To the last I'd add the obvious caveat that you should consider how much of your audience you lose if you do it gracelessly.
Jonathan, I'll try again, with less flair...
My comments were to the original post, which asks if "dark arts" are justified and I say simply, yes. I think lots of otherwise very smart people who like to communicate with bare logic and none of the cultural niceties of linguistic foreplay can actually alienate the people they hope to persuade. You may have just done that, assuming you were trying to persuade me of something.
Re: losing the audience that demands respect, firstly I was trying to be illustrative in a funny, not disrespectful way, and ...
The product of Less Wrong is truth. However, there seems to be a reluctance of the personality types here - myself included - to sell that product. Here's my evidence:
We actually label many highly effective persuasive strategies that can be used to market our true ideas as "dark arts". What's the justification for this negative branding? A necessary evil is not evil. Even if - and this is a huge if - our future utopia is free of dark arts, that's not the world we live in today. Choosing not to use them is analogous to a peacenik wanting to rid the world of violence by suggesting that police not use weapons.

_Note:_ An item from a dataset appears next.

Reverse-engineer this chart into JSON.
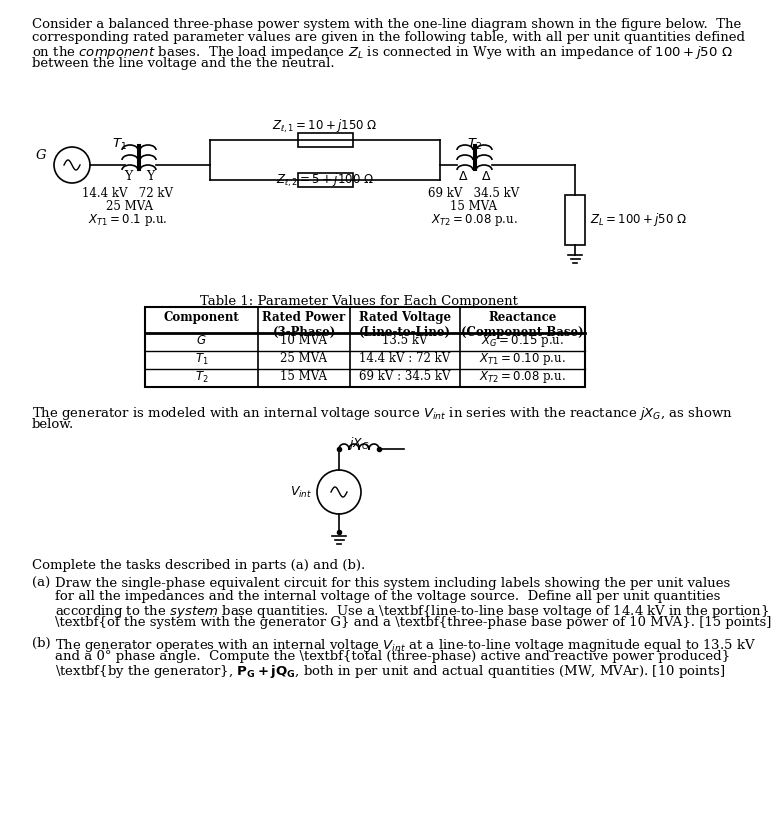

We treat our dislike of dark arts as if it's a simple corollary of the axiom of the virtue of truth. Does this mean we assume the ends (more people believe the truth) doesn't justify the means (persuasion to the truth via exploiting cognitive biases)? Or are we just worried about being hypocrites? Whatever the reason, such an impactful assumption deserves an explanation. Speaking practically, the successful practice of dark arts requires the psychological skill of switching hats, to use Edward de Bono's terminology. While posting on Less Wrong, we can avoid and are in fact praised for avoiding dark arts, but we need to switch up in other environments, and that's difficult. Frankly, we're not great at it, and it's very tempting to externalize the problem and say "the art is bad" rather than "we're bad at the art".
Our distaste for rhetorical tactics, both aesthetically and morally, profoundly affects the way we communicate. That distaste is tightly coupled with the mental habit of always interpreting the value of what is said purely for its informational content, logical consistency, and insight. I'm basing the following question on my own introspection, but I wonder if this almost religiously entrenched mental habit could make us blind to the value of the art of persuasion? Let's imagine for a moment, the most convincing paragraph ever written. It was truly a world-wonder of persuasion - it converted fundamentalist Christians into atheists, suicide bombers into diplomats, and Ann Coulter-4-President supporters into Less Wrong sycophants. What would your reaction to the paragraph be? Would you "up-vote" this work of genius? No way. We'd be competing to tell the fundamentalist Christian that there were at least three argument fallacies in the first sentence, we'd explain to the suicide bomber that the rhetoric could be used equally well to justify blowing us all up right now, and for completeness we'd give the Ann Coulter supporter a brief overview of Bayesianism.